In all cases, these segments of society view each other and the vast majority of their fellow citizens (who don’t agree with them) with complete and utter contempt.

Break open the compartments

Britain’s iron steamers left a long time ago. Whatever veneer of civilisation the Global North had has been well and truly stripped since this latest war on Gaza, along with it any notion that Prince Mohammed bin Salman, the de facto ruler of Saudi Arabia, could be the spiritual leader of the Ummah.

The United States’ own domestic affairs are in a deep divide.

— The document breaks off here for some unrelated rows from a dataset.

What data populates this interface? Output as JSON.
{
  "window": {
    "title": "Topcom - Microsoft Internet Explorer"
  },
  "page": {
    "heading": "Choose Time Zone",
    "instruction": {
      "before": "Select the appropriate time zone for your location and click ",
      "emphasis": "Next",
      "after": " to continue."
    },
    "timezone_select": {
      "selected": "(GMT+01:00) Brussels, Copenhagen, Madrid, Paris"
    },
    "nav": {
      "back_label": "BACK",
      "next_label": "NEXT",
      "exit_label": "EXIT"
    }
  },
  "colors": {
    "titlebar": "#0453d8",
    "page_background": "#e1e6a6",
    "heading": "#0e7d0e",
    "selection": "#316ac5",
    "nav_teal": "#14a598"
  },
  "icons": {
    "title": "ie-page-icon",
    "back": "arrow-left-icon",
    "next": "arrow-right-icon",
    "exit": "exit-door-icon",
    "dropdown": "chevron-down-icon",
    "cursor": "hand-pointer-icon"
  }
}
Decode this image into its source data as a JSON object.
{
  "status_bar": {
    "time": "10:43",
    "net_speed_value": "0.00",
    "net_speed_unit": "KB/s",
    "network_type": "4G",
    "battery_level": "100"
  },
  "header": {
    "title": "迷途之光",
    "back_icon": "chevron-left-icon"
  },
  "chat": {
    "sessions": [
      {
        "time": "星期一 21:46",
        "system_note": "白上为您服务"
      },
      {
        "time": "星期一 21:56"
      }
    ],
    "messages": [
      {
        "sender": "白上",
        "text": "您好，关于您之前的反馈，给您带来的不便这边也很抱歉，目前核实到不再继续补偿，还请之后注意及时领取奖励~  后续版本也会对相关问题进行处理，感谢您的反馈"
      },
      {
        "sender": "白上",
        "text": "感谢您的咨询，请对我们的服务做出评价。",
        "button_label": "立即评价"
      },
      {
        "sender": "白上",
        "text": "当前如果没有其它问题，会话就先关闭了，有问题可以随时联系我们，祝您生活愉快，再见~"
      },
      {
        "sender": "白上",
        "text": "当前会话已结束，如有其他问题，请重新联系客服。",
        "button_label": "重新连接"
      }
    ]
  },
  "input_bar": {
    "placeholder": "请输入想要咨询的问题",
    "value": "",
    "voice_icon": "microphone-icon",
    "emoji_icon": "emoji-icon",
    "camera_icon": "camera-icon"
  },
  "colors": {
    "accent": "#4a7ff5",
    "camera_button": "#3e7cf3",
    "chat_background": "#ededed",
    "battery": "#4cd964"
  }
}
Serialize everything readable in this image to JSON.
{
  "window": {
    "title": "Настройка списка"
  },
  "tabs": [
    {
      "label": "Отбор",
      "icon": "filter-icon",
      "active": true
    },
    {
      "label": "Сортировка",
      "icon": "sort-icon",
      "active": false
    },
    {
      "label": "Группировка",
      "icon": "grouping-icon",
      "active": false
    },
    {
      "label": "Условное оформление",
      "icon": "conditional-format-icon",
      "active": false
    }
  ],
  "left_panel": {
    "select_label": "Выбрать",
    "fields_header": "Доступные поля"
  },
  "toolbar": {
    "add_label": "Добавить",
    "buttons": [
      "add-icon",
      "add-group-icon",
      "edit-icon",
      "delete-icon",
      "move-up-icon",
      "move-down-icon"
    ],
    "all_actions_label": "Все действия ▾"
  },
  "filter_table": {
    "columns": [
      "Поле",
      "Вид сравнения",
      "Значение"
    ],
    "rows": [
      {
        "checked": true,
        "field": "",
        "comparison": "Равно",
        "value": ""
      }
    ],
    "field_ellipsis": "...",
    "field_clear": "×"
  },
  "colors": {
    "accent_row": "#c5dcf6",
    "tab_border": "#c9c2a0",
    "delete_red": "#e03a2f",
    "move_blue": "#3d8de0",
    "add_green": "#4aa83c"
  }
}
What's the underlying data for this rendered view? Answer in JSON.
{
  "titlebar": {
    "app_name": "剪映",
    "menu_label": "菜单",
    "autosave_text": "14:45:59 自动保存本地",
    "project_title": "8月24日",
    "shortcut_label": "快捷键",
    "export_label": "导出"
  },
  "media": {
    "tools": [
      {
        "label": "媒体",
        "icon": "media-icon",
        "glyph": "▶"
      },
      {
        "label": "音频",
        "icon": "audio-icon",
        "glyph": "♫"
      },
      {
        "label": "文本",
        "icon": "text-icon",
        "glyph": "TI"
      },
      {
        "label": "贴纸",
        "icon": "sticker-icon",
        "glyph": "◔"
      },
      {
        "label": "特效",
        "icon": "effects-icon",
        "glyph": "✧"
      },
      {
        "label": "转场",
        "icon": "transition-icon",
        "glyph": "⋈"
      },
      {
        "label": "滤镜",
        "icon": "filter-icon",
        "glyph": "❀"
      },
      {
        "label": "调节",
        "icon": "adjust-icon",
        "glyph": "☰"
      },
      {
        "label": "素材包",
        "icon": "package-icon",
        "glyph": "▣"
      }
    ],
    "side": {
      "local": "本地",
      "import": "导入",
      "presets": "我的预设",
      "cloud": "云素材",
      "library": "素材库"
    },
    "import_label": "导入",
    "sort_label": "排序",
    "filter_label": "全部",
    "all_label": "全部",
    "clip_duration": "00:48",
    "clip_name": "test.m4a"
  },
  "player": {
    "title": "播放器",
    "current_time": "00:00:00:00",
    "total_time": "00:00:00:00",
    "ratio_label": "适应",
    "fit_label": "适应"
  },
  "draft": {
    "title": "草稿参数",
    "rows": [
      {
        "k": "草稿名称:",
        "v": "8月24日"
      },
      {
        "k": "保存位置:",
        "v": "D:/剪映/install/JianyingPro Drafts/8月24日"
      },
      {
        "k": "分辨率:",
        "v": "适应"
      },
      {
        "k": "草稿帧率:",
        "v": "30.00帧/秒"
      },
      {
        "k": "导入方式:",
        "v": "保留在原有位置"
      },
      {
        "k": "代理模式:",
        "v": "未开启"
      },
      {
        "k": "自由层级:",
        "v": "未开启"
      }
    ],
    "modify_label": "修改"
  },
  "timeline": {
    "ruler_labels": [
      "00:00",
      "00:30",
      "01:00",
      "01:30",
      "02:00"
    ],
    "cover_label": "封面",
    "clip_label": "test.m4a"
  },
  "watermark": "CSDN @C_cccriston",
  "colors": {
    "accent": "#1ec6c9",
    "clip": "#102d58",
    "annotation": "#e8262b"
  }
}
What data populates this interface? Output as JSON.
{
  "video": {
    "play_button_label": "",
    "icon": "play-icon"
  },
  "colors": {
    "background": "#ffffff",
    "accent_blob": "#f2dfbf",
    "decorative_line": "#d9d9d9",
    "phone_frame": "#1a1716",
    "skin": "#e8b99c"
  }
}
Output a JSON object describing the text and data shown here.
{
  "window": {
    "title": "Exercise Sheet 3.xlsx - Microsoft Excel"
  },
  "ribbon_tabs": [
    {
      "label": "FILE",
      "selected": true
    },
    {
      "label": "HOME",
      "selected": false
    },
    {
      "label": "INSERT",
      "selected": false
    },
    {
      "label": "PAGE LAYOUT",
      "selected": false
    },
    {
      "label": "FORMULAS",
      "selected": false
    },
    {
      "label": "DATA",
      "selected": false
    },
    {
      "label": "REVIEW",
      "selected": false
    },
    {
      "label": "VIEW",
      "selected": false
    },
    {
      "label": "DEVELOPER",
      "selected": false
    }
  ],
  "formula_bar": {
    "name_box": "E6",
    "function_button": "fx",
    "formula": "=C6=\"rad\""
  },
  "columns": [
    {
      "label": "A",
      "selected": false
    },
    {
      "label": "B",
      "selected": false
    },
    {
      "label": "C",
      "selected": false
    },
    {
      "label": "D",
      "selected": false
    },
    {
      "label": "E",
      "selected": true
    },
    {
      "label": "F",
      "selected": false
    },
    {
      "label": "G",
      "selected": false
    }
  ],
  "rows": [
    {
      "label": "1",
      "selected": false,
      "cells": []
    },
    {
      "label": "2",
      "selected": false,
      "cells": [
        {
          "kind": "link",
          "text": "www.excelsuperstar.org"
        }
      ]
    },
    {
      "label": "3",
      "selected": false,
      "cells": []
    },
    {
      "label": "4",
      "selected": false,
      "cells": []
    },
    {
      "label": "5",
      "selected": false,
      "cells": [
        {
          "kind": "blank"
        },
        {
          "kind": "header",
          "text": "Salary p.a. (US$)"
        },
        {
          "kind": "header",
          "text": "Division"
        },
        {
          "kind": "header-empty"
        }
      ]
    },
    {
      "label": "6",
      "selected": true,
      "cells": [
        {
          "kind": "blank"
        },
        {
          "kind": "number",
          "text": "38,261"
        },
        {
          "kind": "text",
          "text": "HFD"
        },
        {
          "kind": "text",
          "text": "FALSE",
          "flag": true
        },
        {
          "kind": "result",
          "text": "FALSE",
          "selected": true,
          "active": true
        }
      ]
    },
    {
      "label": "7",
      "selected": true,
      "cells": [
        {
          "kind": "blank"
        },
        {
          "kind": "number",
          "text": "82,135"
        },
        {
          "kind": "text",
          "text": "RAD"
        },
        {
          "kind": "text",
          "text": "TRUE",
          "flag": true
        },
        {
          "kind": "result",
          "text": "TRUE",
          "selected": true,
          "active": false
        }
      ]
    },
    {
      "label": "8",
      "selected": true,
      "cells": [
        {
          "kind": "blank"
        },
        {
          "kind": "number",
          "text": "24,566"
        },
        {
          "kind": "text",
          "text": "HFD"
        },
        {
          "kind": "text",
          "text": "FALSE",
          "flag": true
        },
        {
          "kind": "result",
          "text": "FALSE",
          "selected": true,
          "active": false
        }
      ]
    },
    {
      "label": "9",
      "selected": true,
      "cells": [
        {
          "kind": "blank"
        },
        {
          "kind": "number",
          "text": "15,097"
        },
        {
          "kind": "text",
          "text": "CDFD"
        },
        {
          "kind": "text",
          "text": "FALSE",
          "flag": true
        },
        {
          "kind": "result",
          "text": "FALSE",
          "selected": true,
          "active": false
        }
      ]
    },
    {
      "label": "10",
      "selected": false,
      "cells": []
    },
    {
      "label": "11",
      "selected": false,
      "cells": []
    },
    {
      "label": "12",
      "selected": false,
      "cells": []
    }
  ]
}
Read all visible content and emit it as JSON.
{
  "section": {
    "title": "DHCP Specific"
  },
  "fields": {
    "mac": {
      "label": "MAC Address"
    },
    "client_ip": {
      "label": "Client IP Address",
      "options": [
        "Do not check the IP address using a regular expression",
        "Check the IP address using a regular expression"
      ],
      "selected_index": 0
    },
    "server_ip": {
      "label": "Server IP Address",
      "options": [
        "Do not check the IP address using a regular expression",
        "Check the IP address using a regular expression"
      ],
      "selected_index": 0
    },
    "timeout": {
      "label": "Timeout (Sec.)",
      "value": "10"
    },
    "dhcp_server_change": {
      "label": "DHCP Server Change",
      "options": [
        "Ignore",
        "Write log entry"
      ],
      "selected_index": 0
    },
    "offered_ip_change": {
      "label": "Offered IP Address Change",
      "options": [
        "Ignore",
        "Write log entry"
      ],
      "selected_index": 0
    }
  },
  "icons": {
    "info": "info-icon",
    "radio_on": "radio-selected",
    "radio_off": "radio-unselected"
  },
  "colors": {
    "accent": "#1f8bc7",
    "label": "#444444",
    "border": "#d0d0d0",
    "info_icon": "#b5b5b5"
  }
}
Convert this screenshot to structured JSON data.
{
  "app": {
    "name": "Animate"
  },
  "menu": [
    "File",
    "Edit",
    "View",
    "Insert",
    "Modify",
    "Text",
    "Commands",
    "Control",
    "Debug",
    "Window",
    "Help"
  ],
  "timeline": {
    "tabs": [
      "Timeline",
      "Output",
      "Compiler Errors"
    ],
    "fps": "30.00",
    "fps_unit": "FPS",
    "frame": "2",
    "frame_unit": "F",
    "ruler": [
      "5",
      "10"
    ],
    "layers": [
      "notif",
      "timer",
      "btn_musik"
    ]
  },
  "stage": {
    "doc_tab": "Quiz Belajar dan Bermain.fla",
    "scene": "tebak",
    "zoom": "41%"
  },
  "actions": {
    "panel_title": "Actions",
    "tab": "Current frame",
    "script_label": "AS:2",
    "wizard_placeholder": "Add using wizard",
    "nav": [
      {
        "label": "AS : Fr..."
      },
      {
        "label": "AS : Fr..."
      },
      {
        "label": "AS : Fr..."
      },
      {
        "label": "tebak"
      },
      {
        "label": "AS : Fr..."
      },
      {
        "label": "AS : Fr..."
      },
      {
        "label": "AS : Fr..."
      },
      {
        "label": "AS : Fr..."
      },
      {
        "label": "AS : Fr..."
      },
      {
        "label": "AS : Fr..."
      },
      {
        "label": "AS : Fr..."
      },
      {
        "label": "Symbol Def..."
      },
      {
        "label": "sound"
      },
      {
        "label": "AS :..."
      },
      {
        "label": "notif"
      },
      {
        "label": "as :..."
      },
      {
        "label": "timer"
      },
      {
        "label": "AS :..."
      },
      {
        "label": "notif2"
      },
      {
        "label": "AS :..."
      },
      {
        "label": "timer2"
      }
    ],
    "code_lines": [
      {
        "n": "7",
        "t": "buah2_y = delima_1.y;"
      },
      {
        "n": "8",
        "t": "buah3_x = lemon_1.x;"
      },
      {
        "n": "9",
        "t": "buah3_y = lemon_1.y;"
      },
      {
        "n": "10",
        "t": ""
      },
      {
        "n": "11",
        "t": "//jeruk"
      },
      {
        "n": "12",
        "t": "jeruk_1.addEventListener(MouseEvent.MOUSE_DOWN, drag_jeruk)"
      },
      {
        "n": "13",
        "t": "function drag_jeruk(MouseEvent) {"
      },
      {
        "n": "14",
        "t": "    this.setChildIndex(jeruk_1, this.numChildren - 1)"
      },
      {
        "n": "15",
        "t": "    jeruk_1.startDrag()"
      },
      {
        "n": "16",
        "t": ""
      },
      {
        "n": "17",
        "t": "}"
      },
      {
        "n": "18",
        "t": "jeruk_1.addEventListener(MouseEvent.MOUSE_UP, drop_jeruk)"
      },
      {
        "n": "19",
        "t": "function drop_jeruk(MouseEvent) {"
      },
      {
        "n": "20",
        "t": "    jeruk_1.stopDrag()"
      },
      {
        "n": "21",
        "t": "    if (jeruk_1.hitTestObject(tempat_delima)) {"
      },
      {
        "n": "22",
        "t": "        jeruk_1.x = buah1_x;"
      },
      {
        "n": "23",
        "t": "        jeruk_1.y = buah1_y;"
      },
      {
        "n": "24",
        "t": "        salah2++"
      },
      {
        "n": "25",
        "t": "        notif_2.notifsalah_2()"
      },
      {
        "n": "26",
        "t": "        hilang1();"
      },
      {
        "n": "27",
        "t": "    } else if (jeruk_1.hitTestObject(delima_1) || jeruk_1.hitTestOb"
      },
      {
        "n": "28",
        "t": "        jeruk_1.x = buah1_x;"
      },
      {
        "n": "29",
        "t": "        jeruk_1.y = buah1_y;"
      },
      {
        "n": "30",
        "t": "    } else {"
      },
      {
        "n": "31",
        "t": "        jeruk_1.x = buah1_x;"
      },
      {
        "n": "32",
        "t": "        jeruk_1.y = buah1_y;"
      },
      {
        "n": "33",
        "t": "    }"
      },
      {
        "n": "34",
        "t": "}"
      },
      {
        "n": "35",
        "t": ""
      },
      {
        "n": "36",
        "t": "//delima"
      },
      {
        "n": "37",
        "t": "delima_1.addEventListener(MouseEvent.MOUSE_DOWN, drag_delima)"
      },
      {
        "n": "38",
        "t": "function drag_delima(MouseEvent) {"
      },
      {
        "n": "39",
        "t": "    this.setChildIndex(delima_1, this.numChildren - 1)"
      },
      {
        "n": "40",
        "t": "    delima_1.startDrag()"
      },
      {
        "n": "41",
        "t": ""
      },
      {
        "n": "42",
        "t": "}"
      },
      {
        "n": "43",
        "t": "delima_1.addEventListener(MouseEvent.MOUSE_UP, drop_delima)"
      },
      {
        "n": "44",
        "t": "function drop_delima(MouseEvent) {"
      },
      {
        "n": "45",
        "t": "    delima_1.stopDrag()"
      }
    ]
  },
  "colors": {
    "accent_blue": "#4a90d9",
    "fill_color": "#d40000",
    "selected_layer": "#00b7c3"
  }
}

Evidence of the corruption of their leadership, judiciary, media, and political system is visible for the whole world to see. Its social poles keep moving further and further apart. If we must learn from empire, perhaps this is what we should be looking at: what not to do with our own societies.

It’s time we stopped scoffing at each other’s views.

It’s time we stopped dismissing the other for their desi accents or local brand of shoes.

It’s time we turned inwards in contemplation; remember that we are all, from all parts of the country, human beings whose diversity gives us strength rather than dividing us.

It’s time we moved beyond the circles of school and family that keep widening the rift between the silent majority and the vocal few.

Start by actually speaking to the people (which is something that none of the reigning political parties do either) and finding out what they really want, rather than assuming you know what is best for them. Start by listening with the respect we learned from our elders, not the crude superiority of the white man towards the brown native.